Wniosek autorki był taki, że lekarstwem na opisane problemy powinno być w końcu rozpoczęcie dialogu pomiędzy firmami monitorujacymi media a klientami (w tym wypadku specjalistami PR), a nie "zaciekłe" bronienie swoich racji, i że "[...] żadnej z nich (stron tego konfliktu) nie zaszkodziłoby pewnie wsłuchanie się w racje drugiej, jednak aby je usłyszeć, trzeba najpierw słuchać".

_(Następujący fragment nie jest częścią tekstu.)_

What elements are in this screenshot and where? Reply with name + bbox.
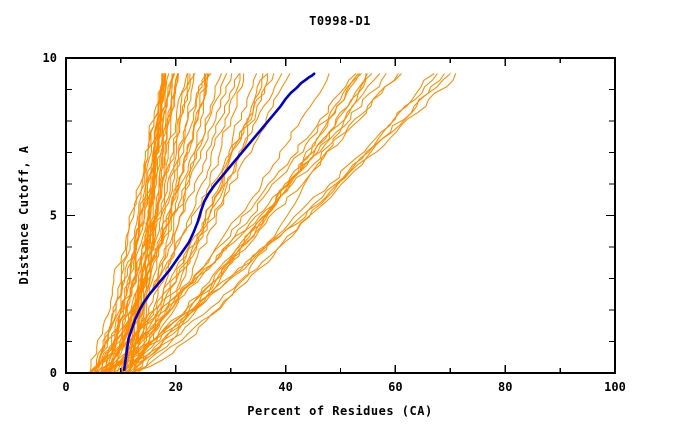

Powiem szczerze, że taki wniosek (wydawałoby się oczywisty) jest bardzo dużym uproszczeniem, a także wynika z braku znajomości praktyk, jakie są stosowane we wszystkich firmach będących przedstawicielami branży monitoringu mediów. W firmie, którą reprezentuję, wszyscy doradcy klientów na niczym bardziej się nie koncentrują jak właśnie na zrozumieniu klienta, zarówno w sferze, którą zwerbalizował jak i w aspektach sprawy, które klient nie wyraził wprost. Naszym zadaniem jest budować długofalowe relacje z klientami, i nie byłoby to możliwe bez dokładnego zrozumienia ich potrzeb. Rzeczywiście jest tak, że to o czym pisze, to unikalne podejście w skali branży, ale jednak występuje i nie można tak bardzo generalizować. Z tego względu nie chciałbym, żeby po takiej lekturze nasi potencjalni klienci, którzy jeszcze nas nie znają odnosili wrażenie, że takie niezrozumienie ich potrzeb jest czymś typowym w tej branży.

Poza tym, jednak problem, którego dotyka ten artykuł jest głębszy. W kolejnym poście przedstawię dość szerokie odpowiedzi na pytania, które zostały zadane przez redakcję Piar.pl, a które prawdopodobnie z powodu ograniczonej objętości tekstu nie mogły się pojawić w artykule. Mam nadzieję, że nieco bardziej wyjaśnią tę sprawę i rzucą światło na inne jej aspekty.